Monday, October 28, 2024

Iowa bans transgender girls from women’s sports under state-wide new legislation

Iowa bans transgender girls from women’s sports under state-wide new legislation

New legislation will ban transgender girls and women from competing in women’s sports at Iowa schools, colleges and universities. Iowa Gov. Kim Reynolds signed the legislation into law on Thursday, a day after the Iowa Senate passed it, and the law will immediately take effect. 
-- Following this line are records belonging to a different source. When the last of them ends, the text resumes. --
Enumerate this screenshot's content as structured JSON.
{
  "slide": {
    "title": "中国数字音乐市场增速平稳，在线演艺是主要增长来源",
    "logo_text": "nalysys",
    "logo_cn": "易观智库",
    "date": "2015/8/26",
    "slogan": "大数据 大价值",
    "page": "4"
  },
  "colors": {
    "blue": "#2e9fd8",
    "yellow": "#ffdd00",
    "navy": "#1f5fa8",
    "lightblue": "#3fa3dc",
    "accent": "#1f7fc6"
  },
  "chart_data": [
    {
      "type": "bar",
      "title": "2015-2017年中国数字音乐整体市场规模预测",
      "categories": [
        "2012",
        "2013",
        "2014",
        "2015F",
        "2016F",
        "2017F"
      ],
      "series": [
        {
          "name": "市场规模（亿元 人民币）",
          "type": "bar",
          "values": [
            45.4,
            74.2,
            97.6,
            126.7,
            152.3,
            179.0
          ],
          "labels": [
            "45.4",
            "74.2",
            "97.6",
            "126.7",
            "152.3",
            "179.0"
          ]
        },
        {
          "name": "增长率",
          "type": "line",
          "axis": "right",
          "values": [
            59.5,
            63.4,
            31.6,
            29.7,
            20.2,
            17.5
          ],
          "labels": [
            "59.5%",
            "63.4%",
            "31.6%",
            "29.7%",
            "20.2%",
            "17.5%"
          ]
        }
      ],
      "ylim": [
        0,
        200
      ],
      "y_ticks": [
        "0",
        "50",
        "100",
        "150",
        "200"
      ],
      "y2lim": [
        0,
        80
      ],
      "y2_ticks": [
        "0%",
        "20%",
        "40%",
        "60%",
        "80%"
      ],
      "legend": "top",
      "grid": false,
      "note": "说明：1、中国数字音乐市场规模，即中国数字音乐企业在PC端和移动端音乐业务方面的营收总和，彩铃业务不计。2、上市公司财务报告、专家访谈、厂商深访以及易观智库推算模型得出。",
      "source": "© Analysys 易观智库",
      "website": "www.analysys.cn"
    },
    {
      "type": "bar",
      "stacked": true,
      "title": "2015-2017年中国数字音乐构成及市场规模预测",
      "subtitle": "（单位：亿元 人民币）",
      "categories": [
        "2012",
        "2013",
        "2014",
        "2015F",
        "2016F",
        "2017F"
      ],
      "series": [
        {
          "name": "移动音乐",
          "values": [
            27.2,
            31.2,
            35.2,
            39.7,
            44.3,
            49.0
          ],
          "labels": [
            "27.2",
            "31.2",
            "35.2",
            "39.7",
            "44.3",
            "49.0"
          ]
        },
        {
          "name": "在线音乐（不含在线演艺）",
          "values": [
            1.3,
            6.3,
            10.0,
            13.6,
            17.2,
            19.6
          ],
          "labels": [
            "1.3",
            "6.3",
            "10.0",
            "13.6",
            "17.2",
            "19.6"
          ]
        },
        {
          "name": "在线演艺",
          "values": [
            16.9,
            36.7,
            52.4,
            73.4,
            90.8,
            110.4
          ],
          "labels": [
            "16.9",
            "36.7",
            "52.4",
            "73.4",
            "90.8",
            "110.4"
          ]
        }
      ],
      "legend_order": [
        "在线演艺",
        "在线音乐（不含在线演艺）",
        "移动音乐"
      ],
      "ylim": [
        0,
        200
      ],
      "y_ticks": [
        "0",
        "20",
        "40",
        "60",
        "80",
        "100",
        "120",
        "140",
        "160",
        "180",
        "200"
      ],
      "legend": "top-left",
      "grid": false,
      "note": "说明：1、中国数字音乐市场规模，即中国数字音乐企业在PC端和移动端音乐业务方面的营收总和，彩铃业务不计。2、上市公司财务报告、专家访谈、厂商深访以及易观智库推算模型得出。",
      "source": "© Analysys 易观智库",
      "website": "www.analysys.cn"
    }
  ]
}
Under the new state law, House File 2416, school-sponsored athletic events must be designated for men’s, women’s or coeducational sport. For an athlete to compete in a women’s sport, they must have female marked as the sex on their birth certificate; men’s sports have no such requirement. Students can also sue if they suffer “direct or indirect harm” from a school violating the law. 

Iowa is now the 11th state to pass a law limiting the athletic participation of transgender girls and women. After signing the legislation, Reynolds said it added to Iowa’s “impressive legacy of advancing women’s equality.” 

“Great things happen when women have access to the fair and equal playing field they deserve,” Reynolds said, per the Des Moines Register. “But what would it say about a commitment to this principle if we let actual playing fields — the courts, fields, rinks, pools and tracks of youth and collegiate sports — be tilted in favor of biological males with inherent physical advantages?”

Iowa Safe Schools executive director Becky Smith, who held the transgender flag during the signing at the Iowa Capitol, acknowledges the law has changed the playing field – but not in favor of transgender girls and women. 

“It’s really just a reminder that transgender students matter, that they’re here, that they are not going anywhere,” Smith said. “And despite the fact that their rights are being infringed upon by the passage of this bill we stand with them, we have not forgotten them and the fight continues for LGBTQ youth across the state.”

While Iowa’s new legislation is now in effect, its legal hurdles likely aren’t over. Similar laws have been a subject of court battles in Florida, Idaho, Tennessee and West Virginia over the last two years.